I have also removed caching of old values from all the other sequence types except EnumerableSequence
. This sequence uses an IEnumerable<T>
internally, and IEnumerable
doesn’t support rewinding to arbitrary positions once enumeration has started. I suppose I could dispose the old enumerator, and then do .Skip(position)
to get back where we were, but for many types of enumerators that’s a O(n)
operation for every rewind! Right now EnumerableSequence
is going to buffer all values, which means a very long enumeration will lead to large memory use. In a future 4.0 release that type will either be changed to operate on an IList
/IReadOnlyList
or it may be dropped entirely.
The net result of my changes is that streaming input, especially from large files, should be significantly faster in most cases.
Other Optimizations
I have been optimizing the library throughout, to reduce object allocations and make various algorithmic improvements. This should be the fastest version of ParserObjects yet for most use cases.
Coding Changes
During the ParserObjects 3.1 release cycle .NET 6 came out and C# 10.0 with it. I’ve already added a .NET 6 build target to the library, and have started making use of some C# 10.0 features. One of these is the record struct
feature, which gives both brevity of declaration and the speed of a pass-by-value data type. I haven’t yet made some of the bigger changes like file-based namespaces, but those are coming in v4.0. Already in my testing I’ve seen significant speedup most of the time running the .NET 6 build instead of the .NET 5 build or the .NET Framework 4.8 build.

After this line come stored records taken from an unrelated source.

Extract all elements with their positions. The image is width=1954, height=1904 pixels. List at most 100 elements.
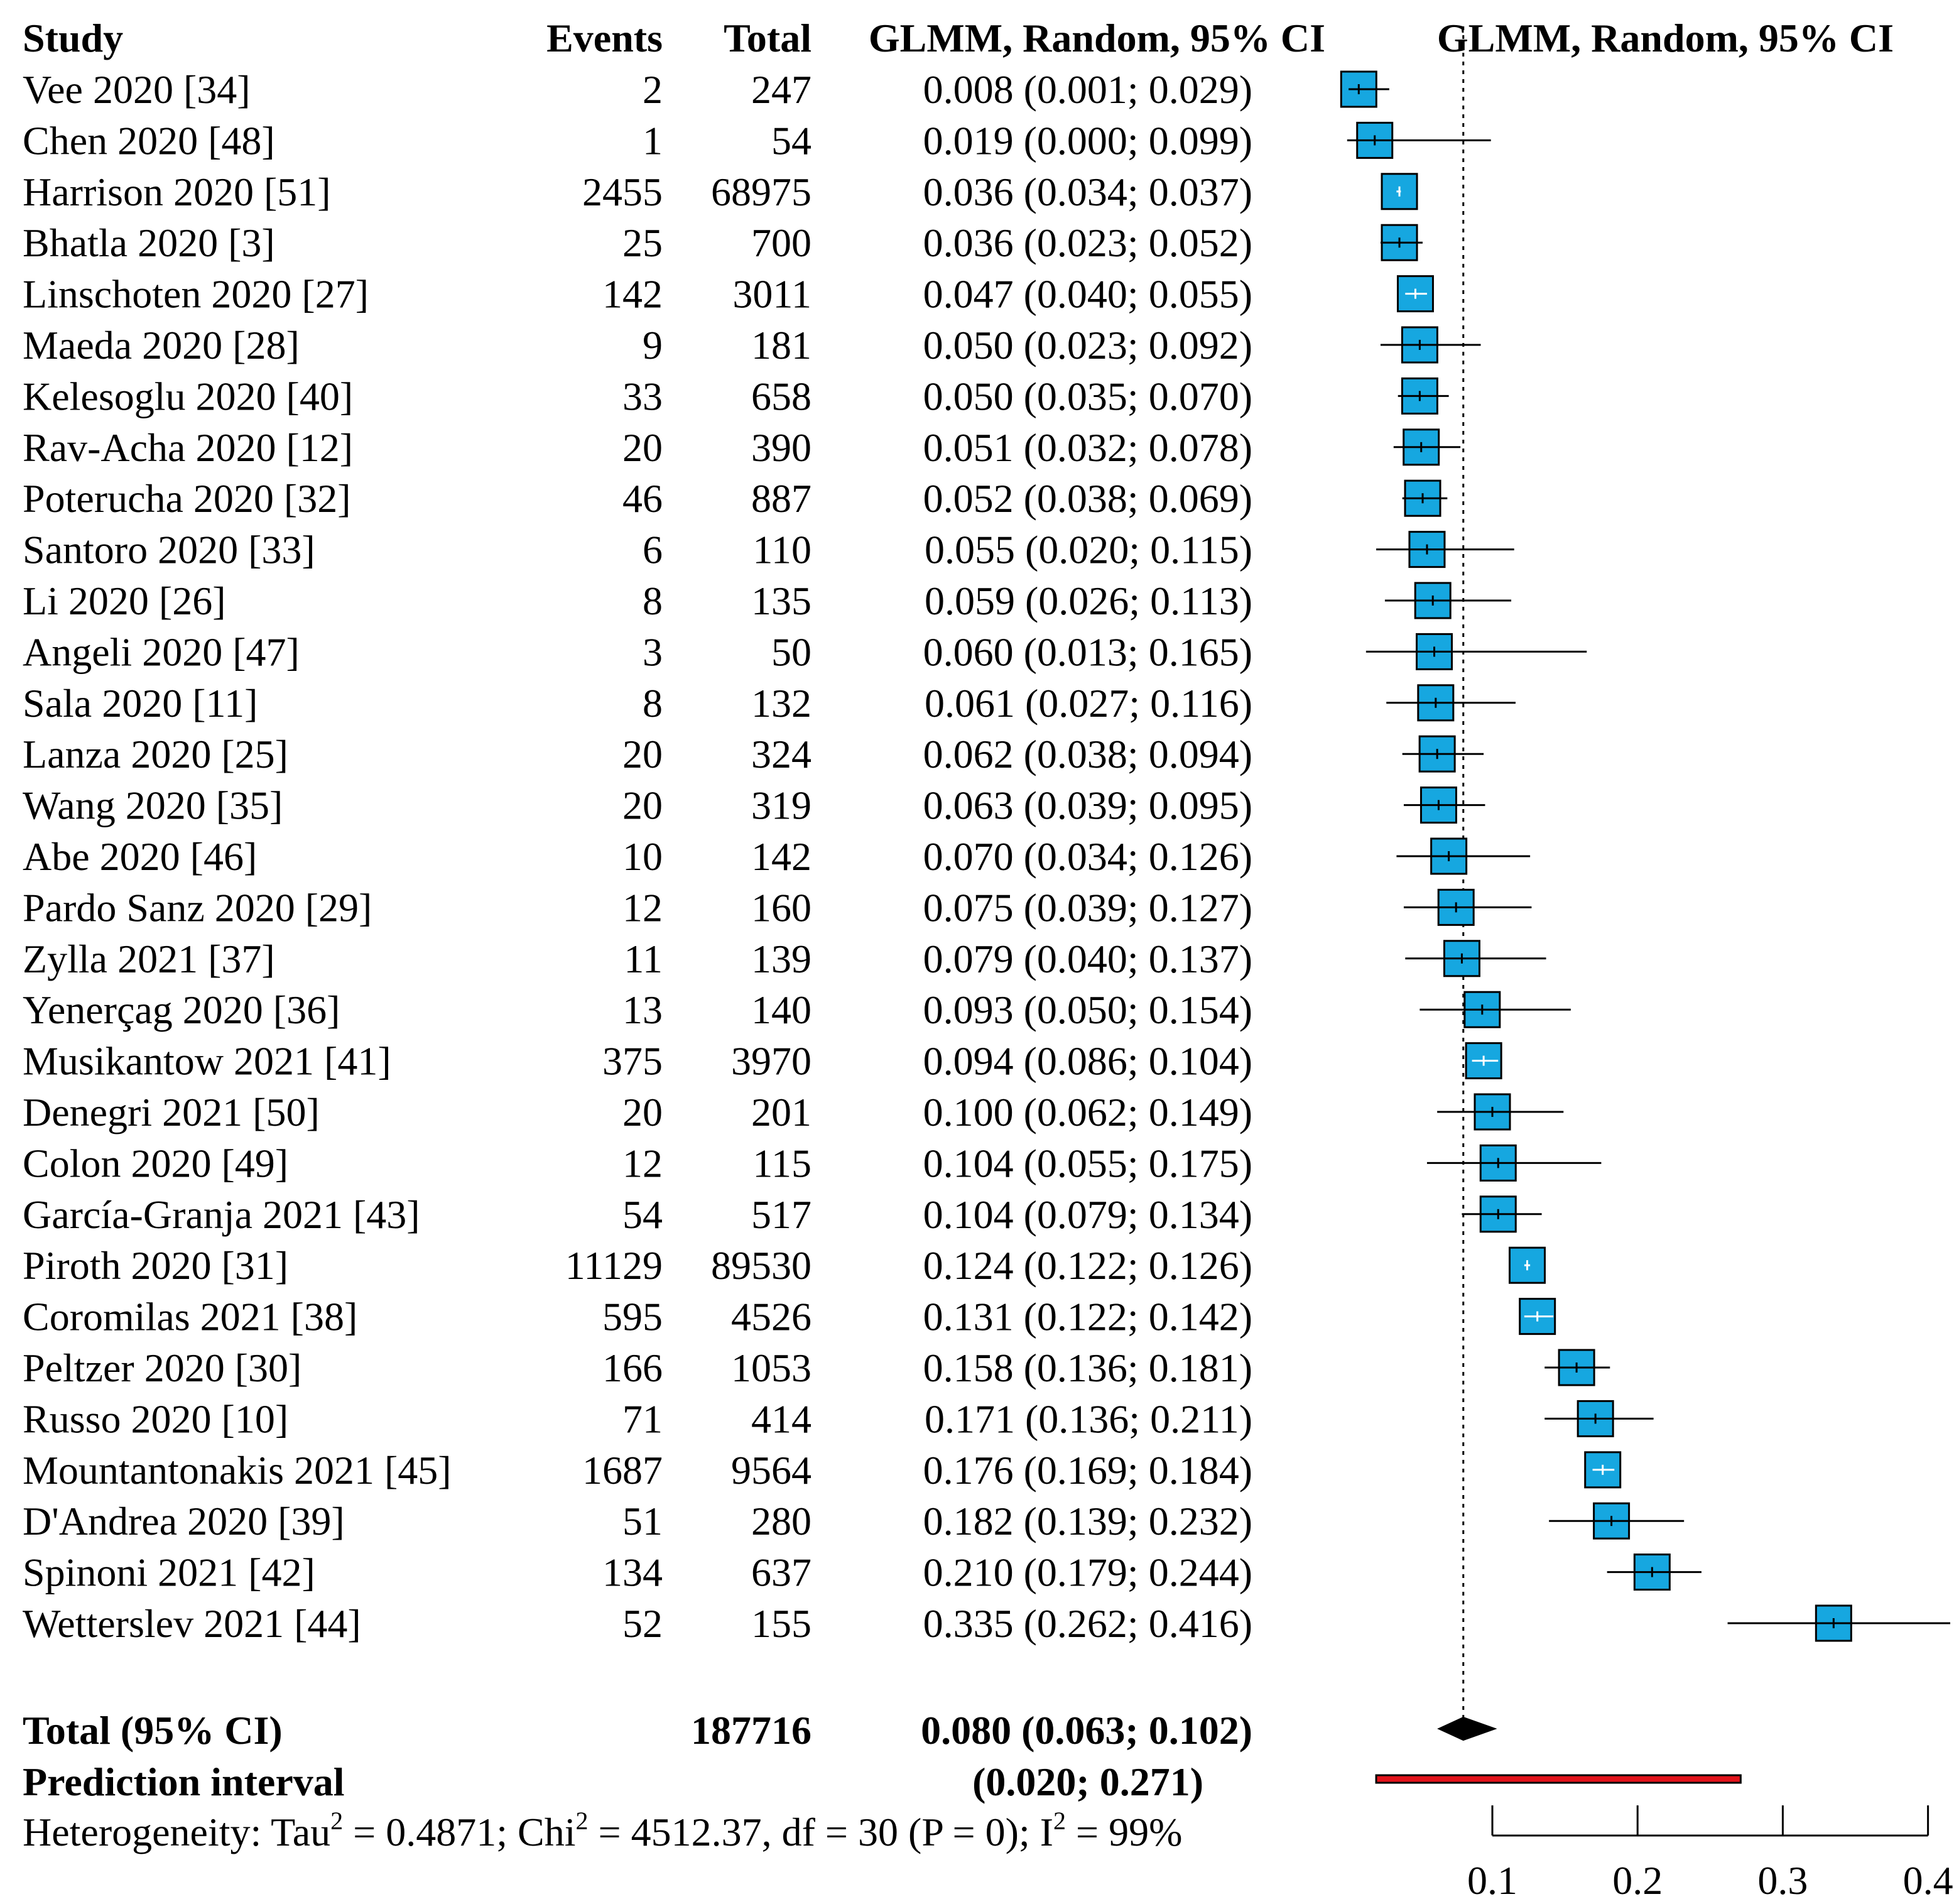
study-row: Angeli 2020 [47] 3 50 0.060 (0.013; 0.165) [23, 629, 1252, 674]
study-marker [1584, 1451, 1622, 1489]
total-value: 160 [751, 885, 811, 930]
study-row: Santoro 2020 [33] 6 110 0.055 (0.020; 0.115… [23, 528, 1252, 572]
study-label: Mountantonakis 2021 [45] [23, 1448, 452, 1493]
total-value: 1053 [731, 1346, 811, 1390]
study-label: Colon 2020 [49] [23, 1141, 288, 1185]
total-value: 50 [771, 629, 811, 674]
study-row: Abe 2020 [46] 10 142 0.070 (0.034; 0.126) [23, 834, 1252, 879]
study-marker [1380, 326, 1481, 364]
study-label: Rav-Acha 2020 [12] [23, 425, 353, 470]
het-sup-tau: 2 [330, 1807, 343, 1835]
study-marker [1426, 1144, 1602, 1182]
ci-text: 0.093 (0.050; 0.154) [923, 987, 1252, 1032]
ci-text: 0.050 (0.035; 0.070) [923, 374, 1252, 418]
total-value: 89530 [711, 1243, 811, 1288]
header-plot: GLMM, Random, 95% CI [1437, 16, 1894, 60]
study-marker [1396, 837, 1531, 875]
total-value: 3011 [732, 272, 811, 317]
study-label: Li 2020 [26] [23, 579, 226, 623]
study-label: Abe 2020 [46] [23, 834, 257, 879]
events-value: 1687 [582, 1448, 663, 1493]
study-row: García-Granja 2021 [43] 54 517 0.104 (0.079… [23, 1192, 1252, 1237]
ci-text: 0.210 (0.179; 0.244) [923, 1550, 1252, 1595]
events-value: 25 [622, 220, 663, 265]
header-total: Total [724, 16, 811, 60]
total-value: 887 [751, 476, 811, 521]
study-label: Bhatla 2020 [3] [23, 220, 275, 265]
total-label: Total (95% CI) [23, 1708, 283, 1753]
study-row: Pardo Sanz 2020 [29] 12 160 0.075 (0.039; 0… [23, 885, 1252, 930]
ci-text: 0.051 (0.032; 0.078) [923, 425, 1252, 470]
total-value: 201 [751, 1090, 811, 1134]
study-marker [1437, 1093, 1564, 1131]
het-sup-chi: 2 [576, 1807, 589, 1835]
study-label: García-Granja 2021 [43] [23, 1192, 420, 1237]
study-label: Sala 2020 [11] [23, 681, 258, 726]
study-row: Musikantow 2021 [41] 375 3970 0.094 (0.086;… [23, 1039, 1252, 1084]
study-marker [1403, 888, 1532, 926]
study-label: Wang 2020 [35] [23, 783, 283, 828]
study-row: Li 2020 [26] 8 135 0.059 (0.026; 0.113) [23, 579, 1252, 623]
header-events: Events [546, 16, 663, 60]
plot-area: 0.1 0.2 0.3 0.4 [1340, 26, 1953, 1903]
study-marker [1402, 479, 1448, 517]
ci-text: 0.094 (0.086; 0.104) [923, 1039, 1252, 1084]
events-value: 20 [622, 783, 663, 828]
study-label: Spinoni 2021 [42] [23, 1550, 315, 1595]
total-value: 135 [751, 579, 811, 623]
events-value: 8 [643, 681, 663, 726]
total-value: 140 [751, 987, 811, 1032]
total-value: 155 [751, 1601, 811, 1646]
events-value: 51 [622, 1499, 663, 1543]
total-value: 517 [751, 1192, 811, 1237]
ci-text: 0.079 (0.040; 0.137) [923, 937, 1252, 981]
events-value: 2455 [582, 170, 663, 214]
study-row: Vee 2020 [34] 2 247 0.008 (0.001; 0.029) [23, 67, 1252, 112]
ci-text: 0.335 (0.262; 0.416) [923, 1601, 1252, 1646]
total-value: 181 [751, 323, 811, 367]
study-row: Harrison 2020 [51] 2455 68975 0.036 (0.034;… [23, 170, 1252, 214]
study-row: Rav-Acha 2020 [12] 20 390 0.051 (0.032; 0.0… [23, 425, 1252, 470]
ci-text: 0.055 (0.020; 0.115) [925, 528, 1252, 572]
study-label: Maeda 2020 [28] [23, 323, 300, 367]
events-value: 12 [622, 1141, 663, 1185]
events-value: 20 [622, 425, 663, 470]
study-marker [1396, 275, 1434, 313]
ci-text: 0.062 (0.038; 0.094) [923, 732, 1252, 776]
study-row: Spinoni 2021 [42] 134 637 0.210 (0.179; 0.2… [23, 1550, 1252, 1595]
study-label: Yenerçag 2020 [36] [23, 987, 340, 1032]
study-marker [1380, 224, 1423, 261]
total-value: 110 [752, 528, 811, 572]
events-value: 11129 [565, 1243, 663, 1288]
ci-text: 0.124 (0.122; 0.126) [923, 1243, 1252, 1288]
events-value: 20 [622, 732, 663, 776]
het-prefix: Heterogeneity: Tau [23, 1810, 330, 1854]
study-marker [1386, 684, 1516, 722]
ci-text: 0.100 (0.062; 0.149) [923, 1090, 1252, 1134]
study-row: Bhatla 2020 [3] 25 700 0.036 (0.023; 0.052) [23, 220, 1252, 265]
study-row: Wang 2020 [35] 20 319 0.063 (0.039; 0.095) [23, 783, 1252, 828]
x-tick-label: 0.3 [1757, 1858, 1808, 1903]
total-value: 658 [751, 374, 811, 418]
ci-text: 0.036 (0.034; 0.037) [923, 170, 1252, 214]
total-value: 324 [751, 732, 811, 776]
study-row: Russo 2020 [10] 71 414 0.171 (0.136; 0.211) [23, 1396, 1252, 1441]
study-row: Sala 2020 [11] 8 132 0.061 (0.027; 0.116) [23, 681, 1252, 726]
total-value: 142 [751, 834, 811, 879]
total-value: 247 [751, 67, 811, 112]
header-study: Study [23, 16, 123, 60]
ci-text: 0.061 (0.027; 0.116) [925, 681, 1252, 726]
ci-text: 0.050 (0.023; 0.092) [923, 323, 1252, 367]
ci-text: 0.158 (0.136; 0.181) [923, 1346, 1252, 1390]
total-value: 4526 [731, 1295, 811, 1339]
study-row: Maeda 2020 [28] 9 181 0.050 (0.023; 0.092) [23, 323, 1252, 367]
total-n: 187716 [691, 1708, 811, 1753]
study-marker [1727, 1604, 1950, 1642]
x-tick-label: 0.4 [1903, 1858, 1953, 1903]
study-label: Chen 2020 [48] [23, 118, 275, 163]
study-marker [1549, 1502, 1685, 1540]
study-label: Pardo Sanz 2020 [29] [23, 885, 372, 930]
ci-text: 0.008 (0.001; 0.029) [923, 67, 1252, 112]
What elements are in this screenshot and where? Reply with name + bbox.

If you have the chance, try to use ParserObjects from inside a .NET 6 project so you get the fastest possible build.
What’s Next?
2022 is looming and I’m starting to think of goals that I want to accomplish in the new year. ParserObjects is (currently) a big part of what I’m planning, though exactly what the short-term development plans are is still unclear. There are some features I want to add, and I also want to start making some breaking changes and cleanups throughout the library to account for lessons I’ve learned since v3.0 came out last year. I’ll post more as my plans start to come into clearer focus.